The report argues that market-based approaches to addressing climate and nature risks have not been working. Instead, an “urgent policy response is required,” one that integrates understanding of systemic risks and that accelerates decarbonization, repairs and restores damaged ecosystems, and builds resilience to unavoidable climate impacts.
The climate crisis, the report says, “is now a matter for human security with populations impacted by fires, floods, food system shocks, water insecurity, heat stress and infectious diseases. If unchecked, then mass mortality, involuntary mass migration, severe economic contraction and conflict become more likely.”
Dismissal of these risks and failure to act on the climate crisis could end up substantially harming the economy, as One Earth Now has previously reported. The Planetary Solvency report further substantiates this concern.
“Widely used but deeply flawed assessments of the economic impact of climate change show a negligible impact on GDP, rendering policymakers blind to the immense risk current policy trajectories place us in,” Trust said. “The risk led methodology, set out in the report, shows a 50% GDP contraction between 2070 and 2090 unless an alternative course is chartered.”

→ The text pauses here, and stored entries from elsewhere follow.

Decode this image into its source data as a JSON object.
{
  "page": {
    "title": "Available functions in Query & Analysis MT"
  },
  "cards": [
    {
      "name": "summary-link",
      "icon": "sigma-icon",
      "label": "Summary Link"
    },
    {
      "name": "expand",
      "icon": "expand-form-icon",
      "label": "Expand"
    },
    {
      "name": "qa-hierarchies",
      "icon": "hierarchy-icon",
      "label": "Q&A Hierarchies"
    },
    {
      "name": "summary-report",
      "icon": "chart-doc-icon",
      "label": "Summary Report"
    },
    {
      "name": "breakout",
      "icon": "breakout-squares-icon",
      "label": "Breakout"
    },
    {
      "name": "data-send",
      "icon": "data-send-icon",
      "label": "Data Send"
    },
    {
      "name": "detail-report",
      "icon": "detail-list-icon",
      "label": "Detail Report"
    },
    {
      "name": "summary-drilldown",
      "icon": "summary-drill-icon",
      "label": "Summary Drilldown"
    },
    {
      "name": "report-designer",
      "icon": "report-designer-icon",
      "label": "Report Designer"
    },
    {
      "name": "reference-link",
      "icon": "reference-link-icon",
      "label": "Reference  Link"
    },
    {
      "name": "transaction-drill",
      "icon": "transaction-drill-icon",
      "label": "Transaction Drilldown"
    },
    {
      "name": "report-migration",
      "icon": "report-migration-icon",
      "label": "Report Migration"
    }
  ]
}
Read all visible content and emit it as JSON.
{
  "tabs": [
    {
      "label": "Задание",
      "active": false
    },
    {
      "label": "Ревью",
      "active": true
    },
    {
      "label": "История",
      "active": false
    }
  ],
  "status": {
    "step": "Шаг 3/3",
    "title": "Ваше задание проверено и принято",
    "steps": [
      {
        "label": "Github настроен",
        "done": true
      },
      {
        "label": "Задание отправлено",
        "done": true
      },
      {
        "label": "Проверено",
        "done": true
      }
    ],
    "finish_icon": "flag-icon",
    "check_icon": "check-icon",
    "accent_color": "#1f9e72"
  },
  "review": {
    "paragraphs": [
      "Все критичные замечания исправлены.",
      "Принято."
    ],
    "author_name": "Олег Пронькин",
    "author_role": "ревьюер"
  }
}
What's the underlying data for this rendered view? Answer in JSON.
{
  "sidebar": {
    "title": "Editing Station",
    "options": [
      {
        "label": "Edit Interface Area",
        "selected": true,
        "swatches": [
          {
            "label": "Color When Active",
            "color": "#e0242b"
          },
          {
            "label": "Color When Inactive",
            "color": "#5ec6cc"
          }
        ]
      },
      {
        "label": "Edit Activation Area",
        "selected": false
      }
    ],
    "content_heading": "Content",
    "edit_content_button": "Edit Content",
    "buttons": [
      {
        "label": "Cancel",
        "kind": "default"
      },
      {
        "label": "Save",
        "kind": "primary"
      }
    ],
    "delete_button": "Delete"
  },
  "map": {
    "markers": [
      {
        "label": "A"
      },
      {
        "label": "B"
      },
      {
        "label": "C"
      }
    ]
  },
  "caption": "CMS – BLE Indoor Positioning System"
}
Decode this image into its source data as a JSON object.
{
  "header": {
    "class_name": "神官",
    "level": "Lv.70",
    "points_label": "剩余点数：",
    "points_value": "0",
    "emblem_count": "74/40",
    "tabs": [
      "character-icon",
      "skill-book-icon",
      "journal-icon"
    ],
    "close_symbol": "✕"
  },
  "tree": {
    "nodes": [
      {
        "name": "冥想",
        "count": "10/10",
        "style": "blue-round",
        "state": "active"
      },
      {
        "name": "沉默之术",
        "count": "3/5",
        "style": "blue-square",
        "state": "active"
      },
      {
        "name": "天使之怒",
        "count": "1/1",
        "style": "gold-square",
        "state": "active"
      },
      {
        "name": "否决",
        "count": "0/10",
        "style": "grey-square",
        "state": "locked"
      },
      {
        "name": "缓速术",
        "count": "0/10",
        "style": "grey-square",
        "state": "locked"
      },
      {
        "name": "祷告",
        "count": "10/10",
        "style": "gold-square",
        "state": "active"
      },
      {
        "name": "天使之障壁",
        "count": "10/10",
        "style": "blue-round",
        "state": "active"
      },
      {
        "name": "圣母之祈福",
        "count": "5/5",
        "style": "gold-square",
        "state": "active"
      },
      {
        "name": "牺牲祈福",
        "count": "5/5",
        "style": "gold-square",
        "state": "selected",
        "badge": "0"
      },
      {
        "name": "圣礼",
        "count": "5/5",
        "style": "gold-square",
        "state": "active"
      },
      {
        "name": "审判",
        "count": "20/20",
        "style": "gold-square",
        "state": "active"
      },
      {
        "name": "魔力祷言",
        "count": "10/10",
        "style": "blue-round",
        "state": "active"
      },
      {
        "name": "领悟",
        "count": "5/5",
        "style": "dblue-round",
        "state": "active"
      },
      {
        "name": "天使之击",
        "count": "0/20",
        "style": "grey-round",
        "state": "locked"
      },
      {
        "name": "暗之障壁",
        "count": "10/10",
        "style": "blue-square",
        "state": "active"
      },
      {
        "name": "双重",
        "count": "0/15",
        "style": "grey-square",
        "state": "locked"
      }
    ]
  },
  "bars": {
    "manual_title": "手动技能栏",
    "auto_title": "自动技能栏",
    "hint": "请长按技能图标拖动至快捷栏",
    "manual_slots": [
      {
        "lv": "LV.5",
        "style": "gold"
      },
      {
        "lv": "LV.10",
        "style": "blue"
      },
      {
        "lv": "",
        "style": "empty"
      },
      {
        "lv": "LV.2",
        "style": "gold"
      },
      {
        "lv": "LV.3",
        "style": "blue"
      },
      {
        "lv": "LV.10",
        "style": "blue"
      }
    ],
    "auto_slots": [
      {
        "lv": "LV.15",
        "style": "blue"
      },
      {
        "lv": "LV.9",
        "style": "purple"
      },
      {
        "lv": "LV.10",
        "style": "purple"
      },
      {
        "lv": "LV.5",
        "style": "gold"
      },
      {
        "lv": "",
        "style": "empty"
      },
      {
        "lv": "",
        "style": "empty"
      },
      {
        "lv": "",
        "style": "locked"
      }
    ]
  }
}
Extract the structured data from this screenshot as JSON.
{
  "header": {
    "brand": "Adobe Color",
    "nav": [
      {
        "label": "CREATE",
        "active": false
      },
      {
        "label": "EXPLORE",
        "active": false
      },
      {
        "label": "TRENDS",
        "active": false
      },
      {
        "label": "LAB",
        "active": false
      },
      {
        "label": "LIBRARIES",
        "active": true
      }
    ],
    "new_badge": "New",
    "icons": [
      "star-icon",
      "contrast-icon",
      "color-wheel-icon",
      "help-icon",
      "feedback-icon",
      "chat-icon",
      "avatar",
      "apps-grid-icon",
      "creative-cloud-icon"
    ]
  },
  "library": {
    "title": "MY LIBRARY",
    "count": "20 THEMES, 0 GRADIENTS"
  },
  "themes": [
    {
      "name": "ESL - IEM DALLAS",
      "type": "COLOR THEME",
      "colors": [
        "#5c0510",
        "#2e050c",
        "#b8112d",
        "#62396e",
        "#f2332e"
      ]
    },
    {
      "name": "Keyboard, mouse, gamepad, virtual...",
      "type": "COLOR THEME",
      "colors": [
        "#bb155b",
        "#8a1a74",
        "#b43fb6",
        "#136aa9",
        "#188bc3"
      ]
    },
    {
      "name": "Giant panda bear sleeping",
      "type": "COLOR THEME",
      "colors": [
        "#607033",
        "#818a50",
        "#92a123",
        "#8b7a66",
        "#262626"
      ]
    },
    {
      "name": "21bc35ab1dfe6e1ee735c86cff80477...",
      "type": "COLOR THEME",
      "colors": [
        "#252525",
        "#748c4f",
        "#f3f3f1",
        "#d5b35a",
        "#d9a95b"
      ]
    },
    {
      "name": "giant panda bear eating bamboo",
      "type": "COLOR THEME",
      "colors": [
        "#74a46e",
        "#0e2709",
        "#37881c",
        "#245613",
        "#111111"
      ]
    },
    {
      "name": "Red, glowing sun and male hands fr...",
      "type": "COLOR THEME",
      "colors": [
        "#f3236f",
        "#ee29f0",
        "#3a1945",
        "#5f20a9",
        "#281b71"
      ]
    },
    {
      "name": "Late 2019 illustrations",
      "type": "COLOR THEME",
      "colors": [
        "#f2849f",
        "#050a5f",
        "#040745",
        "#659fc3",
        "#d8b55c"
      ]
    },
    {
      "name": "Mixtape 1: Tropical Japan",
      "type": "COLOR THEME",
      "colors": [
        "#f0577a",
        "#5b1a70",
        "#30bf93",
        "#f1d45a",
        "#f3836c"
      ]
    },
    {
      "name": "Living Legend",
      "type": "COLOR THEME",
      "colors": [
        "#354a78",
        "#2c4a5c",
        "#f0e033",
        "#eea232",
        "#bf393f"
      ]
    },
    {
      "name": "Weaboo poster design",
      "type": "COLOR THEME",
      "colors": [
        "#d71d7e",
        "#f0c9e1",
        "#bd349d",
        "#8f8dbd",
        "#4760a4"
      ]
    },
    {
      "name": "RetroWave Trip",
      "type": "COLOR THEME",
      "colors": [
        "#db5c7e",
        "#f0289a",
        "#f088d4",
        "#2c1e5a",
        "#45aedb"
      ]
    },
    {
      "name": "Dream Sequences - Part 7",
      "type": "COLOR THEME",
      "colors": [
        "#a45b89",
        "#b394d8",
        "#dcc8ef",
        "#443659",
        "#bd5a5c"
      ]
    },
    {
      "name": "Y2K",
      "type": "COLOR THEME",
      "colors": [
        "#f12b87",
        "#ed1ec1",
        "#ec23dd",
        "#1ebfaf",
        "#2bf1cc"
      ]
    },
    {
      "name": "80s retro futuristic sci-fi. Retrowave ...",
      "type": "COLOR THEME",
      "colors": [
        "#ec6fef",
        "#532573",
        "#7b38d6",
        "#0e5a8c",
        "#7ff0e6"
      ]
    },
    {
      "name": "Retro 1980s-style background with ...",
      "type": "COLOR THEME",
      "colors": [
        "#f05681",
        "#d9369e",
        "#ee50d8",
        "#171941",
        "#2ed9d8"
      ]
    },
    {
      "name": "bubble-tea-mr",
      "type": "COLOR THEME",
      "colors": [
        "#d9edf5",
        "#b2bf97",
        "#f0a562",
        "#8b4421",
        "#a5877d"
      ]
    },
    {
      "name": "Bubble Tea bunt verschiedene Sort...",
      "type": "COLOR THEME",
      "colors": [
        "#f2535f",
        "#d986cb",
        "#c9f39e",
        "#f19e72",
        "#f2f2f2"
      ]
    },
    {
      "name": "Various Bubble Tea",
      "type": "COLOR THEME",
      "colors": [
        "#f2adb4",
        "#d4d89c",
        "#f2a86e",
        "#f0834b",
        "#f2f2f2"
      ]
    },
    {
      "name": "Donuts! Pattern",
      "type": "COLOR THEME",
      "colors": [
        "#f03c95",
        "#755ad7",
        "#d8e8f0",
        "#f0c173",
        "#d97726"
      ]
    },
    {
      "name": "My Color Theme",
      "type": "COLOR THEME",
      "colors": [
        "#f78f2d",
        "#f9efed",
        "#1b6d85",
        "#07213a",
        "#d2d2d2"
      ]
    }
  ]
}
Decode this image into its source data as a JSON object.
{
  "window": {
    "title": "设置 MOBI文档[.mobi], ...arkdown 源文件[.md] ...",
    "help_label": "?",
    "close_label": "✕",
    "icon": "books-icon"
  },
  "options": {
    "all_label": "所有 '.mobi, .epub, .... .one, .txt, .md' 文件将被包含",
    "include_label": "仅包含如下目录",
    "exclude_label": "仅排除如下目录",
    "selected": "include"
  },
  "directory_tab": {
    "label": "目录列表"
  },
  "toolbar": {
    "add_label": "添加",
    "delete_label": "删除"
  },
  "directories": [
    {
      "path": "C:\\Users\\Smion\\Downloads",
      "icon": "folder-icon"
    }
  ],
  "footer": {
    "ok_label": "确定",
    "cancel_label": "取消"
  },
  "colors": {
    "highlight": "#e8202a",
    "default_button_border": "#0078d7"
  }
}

It is of course not just the economy that is threatened, but human health, human lives and human rights as well, not to mention the lives of nonhuman species. Earth is the one planet we all have to call home, and urgent action is needed to mitigate global heating and ecological degradation and to restructure our economy and society to align within planetary boundaries. That is the essential message I try to convey with the title of this publication, One Earth Now. It is a message grounded in science and physical reality, and as a climate and environmental journalist it is my job to communicate this reality, what is happening to our world, clearly and accurately – to speak truth to power, even when that truth is inconvenient or harsh.
As the report warns: “If we continue on our current trajectory, we risk pushing the Earth system into a much less habitable state.”